Hoe raad je hoeveel kleingeld iemand in zijn zakken heeft? Hoe slik je vijf scheermesjes in om ze daarna met flosdraad uit je keel te vissen? En hoe kan je iemand zo hypnotiseren dat die de gedachten van een ander leest? Deze vragen had ik goochelaar Tim Oelbrandt (34) na de try-out van zijn nieuwe voorstelling-in-ontwikkeling ‘Heen en terug’ kunnen stellen. Maar dat deed ik niet. Ik was vooral benieuwd naar het dubbelleven van deze goochelaar en lichtontwerper. Naar de mens achter de magie.
>> Dit artikel verscheen in CircusMagazine #54 (maart 2018). Voor overname: contacteer maarten[at]circuscentrum.be.
>> Auteur: Brecht Hermans. Foto’s: Bart Grietens.
Hallo Tim, de laatste keer dat ik je zag, werkten we samen als techniekers. Nu verbaas je me met je goocheltalent. Of ben ik makkelijk publiek omdat ik nog niet veel goochelshows gezien heb?
Tim Oelbrandt: “Tja, zo veel zijn er niet, hé. Als je praat over goochelshows denken mensen al snel aan een clown op kinderfeestjes of iemand die een konijn uit een hoge hoed tovert. Er is zo’n onderaanbod aan goochelen dat het echt in de nis van het gemakkelijk entertainment is geduwd.
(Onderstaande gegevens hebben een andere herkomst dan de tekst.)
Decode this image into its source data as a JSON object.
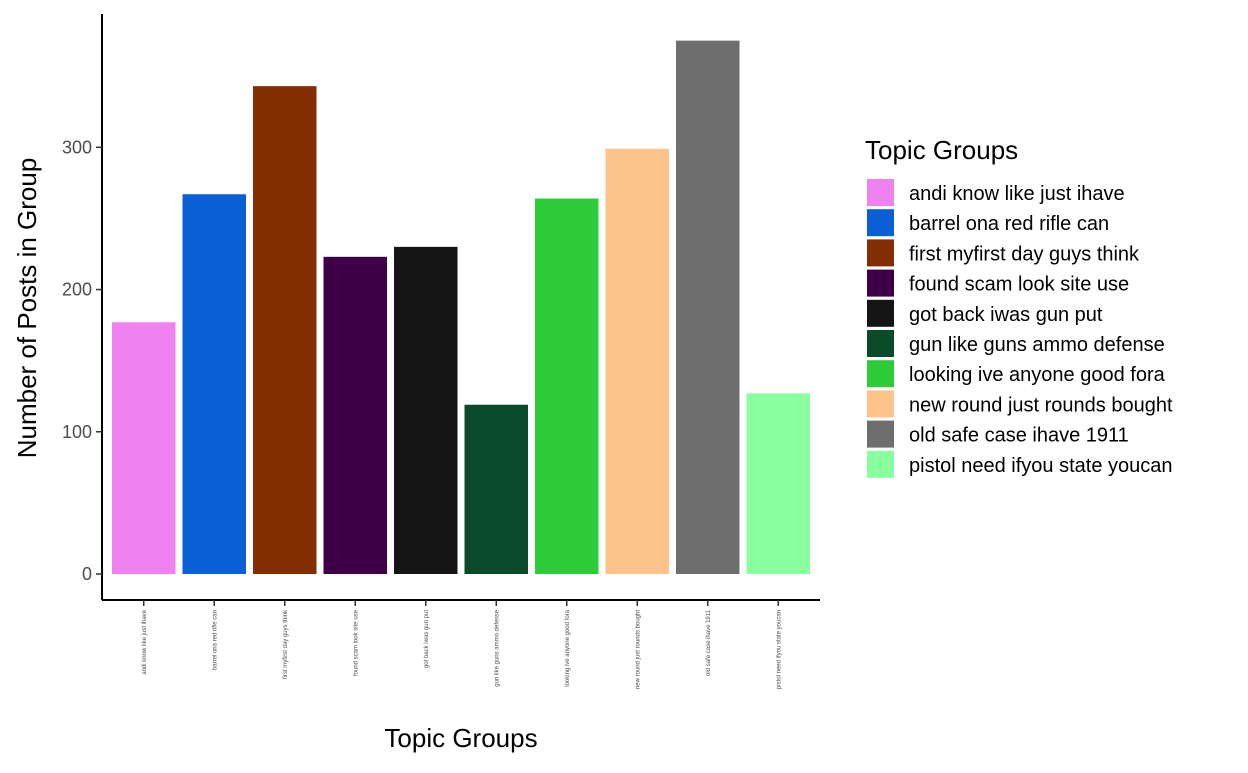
{
  "chart_data": {
    "type": "bar",
    "title": "",
    "xlabel": "Topic Groups",
    "ylabel": "Number of Posts in Group",
    "ylim": [
      0,
      392
    ],
    "y_ticks": [
      0,
      100,
      200,
      300
    ],
    "categories": [
      "andi know like just ihave",
      "barrel ona red rifle can",
      "first myfirst day guys think",
      "found scam look site use",
      "got back iwas gun put",
      "gun like guns ammo defense",
      "looking ive anyone good fora",
      "new round just rounds bought",
      "old safe case ihave 1911",
      "pistol need ifyou state youcan"
    ],
    "values": [
      177,
      267,
      343,
      223,
      230,
      119,
      264,
      299,
      375,
      127
    ],
    "colors": [
      "#EE82EE",
      "#0B5FD6",
      "#842E04",
      "#3D0047",
      "#141414",
      "#0B4B2A",
      "#2ECC39",
      "#FEC38B",
      "#6E6E6E",
      "#89FFA0"
    ],
    "legend": {
      "title": "Topic Groups",
      "position": "right"
    },
    "grid": false
  }
}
Dat is jammer, want er zit zo veel meer in.
Vroeger dacht ik altijd: als je mensen wilt beroeren, moet je muziek maken. Ik dacht dat je dat met goochelen niet kon. Maar dat is niet waar! Ik heb ontdekt dat je mensen met een truc en een verhaal erbij intens kan beroeren. In het begin van mijn voorstelling laat ik een munt verdwijnen, een cafétruc die heel veel mensen kunnen. Maar als je dat in een verhaal giet, zit iedereen er plots muisstil naar te kijken. Er komt een emotie bij. Ik vind het straf dat zoiets kan.”
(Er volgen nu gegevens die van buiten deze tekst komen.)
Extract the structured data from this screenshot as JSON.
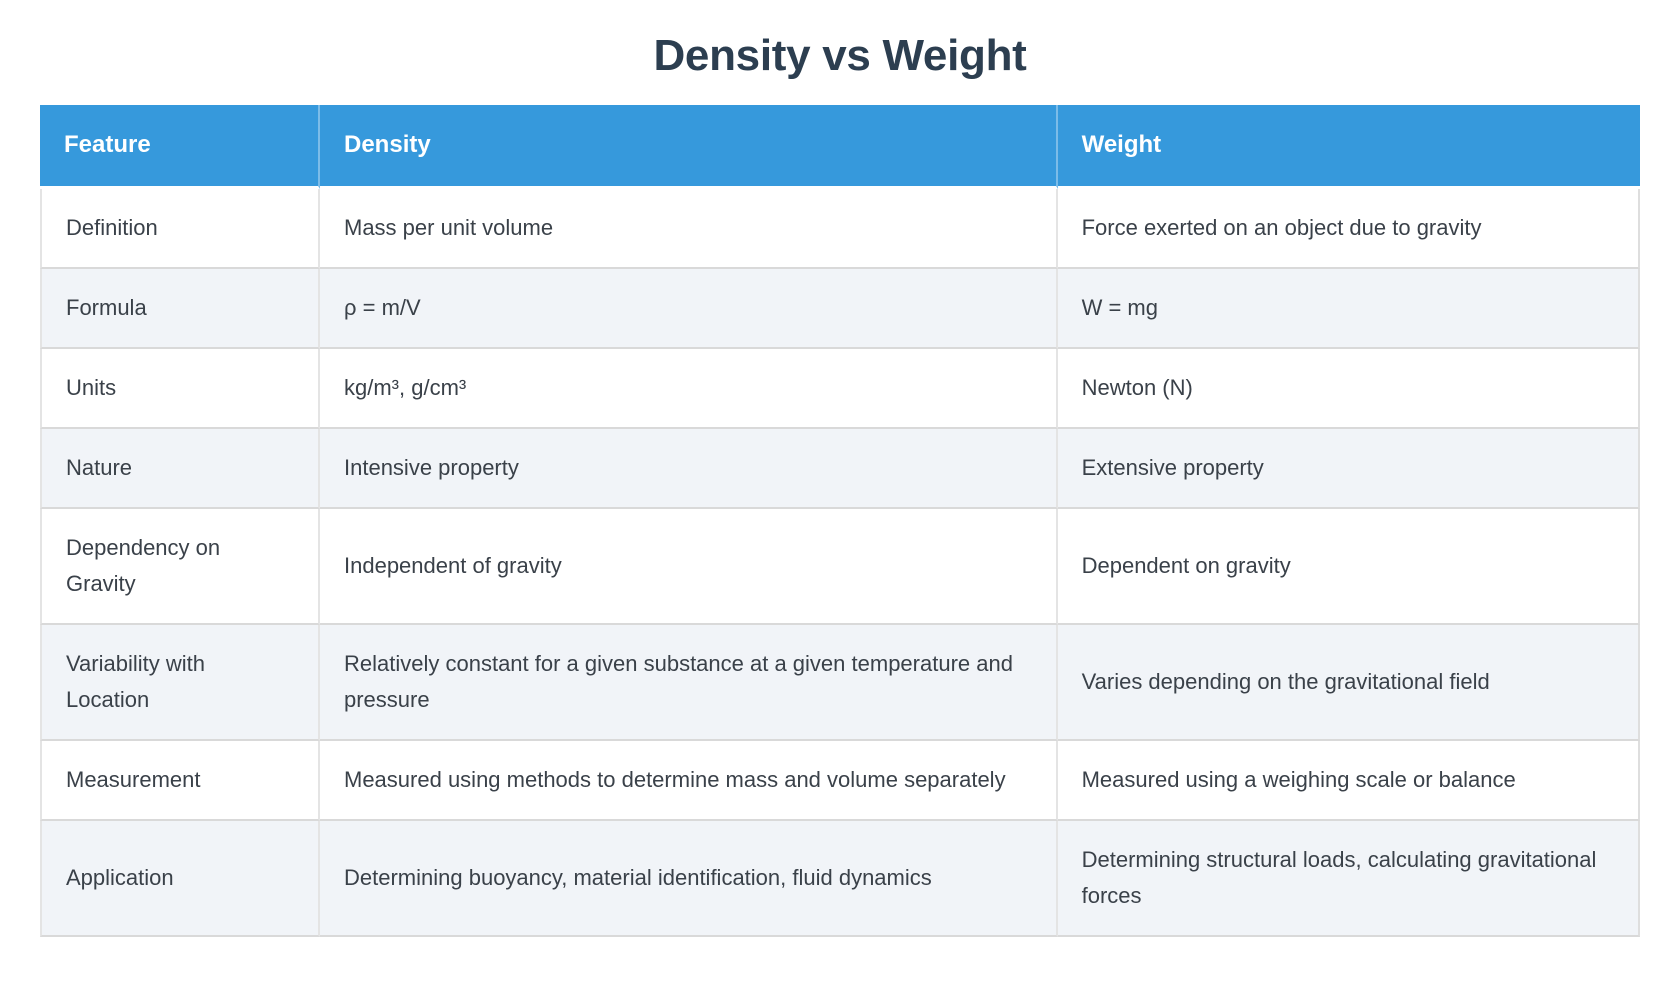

Wordt die emotie opgewekt door het verhaal of door de truc?
“Ook door de truc zelf. Ik denk dat wordt onderschat hoe krachtig kleine dingen kunnen zijn. Je hoeft geen trein of vliegtuig te laten verdwijnen om mensen te verbazen. Je kan ook een munt of een sigaret laten verdwijnen. Dat is misschien zelfs straffer omdat het publiek er zo dichtbij zit. Er is geen podium en geen plaats voor spiegels of rookgordijnen. Daarom houd ik mijn voorstelling bewust klein.”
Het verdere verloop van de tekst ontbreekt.